Dáil debates

Thursday, 27 January 2011

Finance Bill 2011: Report and Final Stages

 

12:00 pm

Photo of Brian Lenihan JnrBrian Lenihan Jnr (Dublin West, Fianna Fail)

As Deputy Doherty knows, a service is available in the Department and I am not aware of a request made for the service. My information is that 40% of the requests for the use of this service on costings has come from Deputy Doherty's party and these requests have been facilitated through the Department. There is no difficulty with the Department providing costings and this is important. It should be also put on the record of the House - not specifically with regard to Deputy Doherty but with regard to the House generally - that the Oireachtas is funded from the central fund and has substantial access to moneys to conduct research on various topics. I accept that as with all economic research, the research done by the Department is most interesting to Deputies because it is the research which informs Government thinking and therefore gives a greater prospect of evaluation.

The precise proposal before us from Deputy Noonan is that we shall within one month of the commencement of the Act prepare and lay before the Dáil a report on reducing the effective tax rate applied to intellectual trading losses incurred by companies and examine the option of offsetting such losses against employers' PRSI. In dealing with the earlier Labour Party amendments, I made the point that I do not believe this is an appropriate time to put statutory obligations on the Department to engage in research on a wide range of subjects.

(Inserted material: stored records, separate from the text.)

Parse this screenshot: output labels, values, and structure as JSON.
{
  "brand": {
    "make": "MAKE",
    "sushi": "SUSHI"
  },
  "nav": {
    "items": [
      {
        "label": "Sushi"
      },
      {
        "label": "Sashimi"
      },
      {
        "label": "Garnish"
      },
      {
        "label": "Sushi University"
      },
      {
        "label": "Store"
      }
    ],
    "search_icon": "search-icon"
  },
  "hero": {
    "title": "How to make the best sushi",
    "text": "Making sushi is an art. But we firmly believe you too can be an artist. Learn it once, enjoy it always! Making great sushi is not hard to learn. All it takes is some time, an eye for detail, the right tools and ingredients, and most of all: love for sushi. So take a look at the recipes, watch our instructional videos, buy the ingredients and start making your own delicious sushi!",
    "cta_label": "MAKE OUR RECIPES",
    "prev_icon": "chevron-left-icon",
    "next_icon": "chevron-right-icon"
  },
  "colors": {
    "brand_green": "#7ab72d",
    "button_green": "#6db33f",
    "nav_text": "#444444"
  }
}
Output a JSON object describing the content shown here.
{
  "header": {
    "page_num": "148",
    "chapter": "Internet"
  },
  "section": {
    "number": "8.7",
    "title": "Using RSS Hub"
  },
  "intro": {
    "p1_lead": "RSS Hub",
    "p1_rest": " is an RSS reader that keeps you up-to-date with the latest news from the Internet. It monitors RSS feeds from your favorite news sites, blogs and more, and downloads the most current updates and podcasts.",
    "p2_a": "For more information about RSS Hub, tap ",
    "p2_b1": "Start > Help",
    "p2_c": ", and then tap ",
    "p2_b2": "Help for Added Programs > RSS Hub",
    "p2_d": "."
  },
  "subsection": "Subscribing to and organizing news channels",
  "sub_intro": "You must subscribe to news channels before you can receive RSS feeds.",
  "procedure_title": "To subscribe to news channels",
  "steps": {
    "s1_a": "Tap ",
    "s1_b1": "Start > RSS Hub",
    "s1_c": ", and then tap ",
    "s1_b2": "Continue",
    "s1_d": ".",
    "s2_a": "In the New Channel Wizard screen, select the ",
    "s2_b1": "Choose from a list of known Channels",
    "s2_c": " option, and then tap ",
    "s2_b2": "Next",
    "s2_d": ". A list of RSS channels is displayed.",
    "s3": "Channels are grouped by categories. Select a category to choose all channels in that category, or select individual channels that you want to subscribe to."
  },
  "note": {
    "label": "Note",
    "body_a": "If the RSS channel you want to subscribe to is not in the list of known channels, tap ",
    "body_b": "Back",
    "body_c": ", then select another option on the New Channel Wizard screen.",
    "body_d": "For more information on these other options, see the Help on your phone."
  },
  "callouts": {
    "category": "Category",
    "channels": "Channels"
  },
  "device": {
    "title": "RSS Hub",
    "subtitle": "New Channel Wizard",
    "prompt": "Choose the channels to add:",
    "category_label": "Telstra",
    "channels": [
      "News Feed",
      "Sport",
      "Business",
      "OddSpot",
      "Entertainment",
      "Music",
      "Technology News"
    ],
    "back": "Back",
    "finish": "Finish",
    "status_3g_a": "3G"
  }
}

The Department has had much work to do in the past two and half years and will have much work to do in the next nine months. I do not want to rehearse these arguments again. I put them on the record of the House this morning.

My one note of caution to Fine Gael about this amendment is that the precise subject it wants us to examine is the possible option of offsetting losses against employers' PRSI. Employers' PRSI is a very important revenue base for the State in making a contribution to the social insurance fund. I have been a very strong defender of our 12.5% corporation tax rate. It is a key feature of our general strategy to attract inward investment to Ireland in manufacturing and services. I and the Government sustained considerable criticism over our conduct in the EU IMF negotiations because we decided to hold out on this issue and not simply automatically enter negotiations. We ensured that we received satisfactory political assurances on the subject before we even embarked on a process of strict negotiation. This was a considerable diplomatic success at the time.

Our strategy is to have a 12.5% corporation tax rate. The suggestion that whatever funds can be received out of this 12.5% rate can be then further offset by an obligation not to pay employers' PRSI is very far reaching . We have introduced intellectual property reliefs which in effect reduce the residual corporation tax liability in the case of research and development enterprises. As Minister for Finance I introduced many of these incentives in successive Finance Bills. They fit in with the general strategy that not alone do we want to attract inward investment in trade, services and manufacturing but we also want it to have a high research and development content so that employment in these enterprises will go up the value chain. There is consistency in the tax reliefs we offer multinational companies establishing here. The basic 12.5% rate is at the heart of the attraction strategy and this is complemented by further inducements with regard to research and development to fit in with the character of what we want to attract.

When we state we will allow employers' PRSI to be offset against tax liability in effect we are stating the enterprises involved should not pay PRSI. This is what would be legislated for in practice. I do not believe we should legislate for this and I must state this. I believe these companies have to meet the minimum social requirement of contributing for social purposes to the funds which ensure the various contingent risks, whether during life or on retirement, are met by a reasonable payment from the State. If the demand is that these companies should be dispensed from these obligations, one is establishing a differentiation between these enterprises and domestic enterprises, smaller businesses and firms and occasional employers who will remain, and rightly so, under an obligation to pay PRSI. A contrast would be established between these smaller struggling businesses and larger multinational enterprises attracted here which would be dispensed with an obligation.

In fairness to fine Gael, I know it states this is only an option we should examine and I am not making a direct political criticism. However, I have heard the case reflected in the amendment made by some tax planners who speak on behalf of the international enterprises and I must state I have viewed the case with a degree of scepticism. There must be recognition that these companies have basic social obligations. If those social obligations do not exist in other jurisdictions and exist here then the issue is why they do not exist in other jurisdictions.

I do not want to go back to speaking about banking as we had our discussion earlier, but one of the key issues we will have to examine at European level is how various states can co-operate to ensure minimal standards are maintained, whether with regard to labour conditions and practices, tax practices or practices with regard to social insurance. The idea that multinationals can forum shop whereby certain countries acknowledge no social obligations and therefore one is put under pressure to dispense with one's own is not, in my view, acceptable. In general terms, I do not propose to accept the amendment because of the burden it would put on the Department.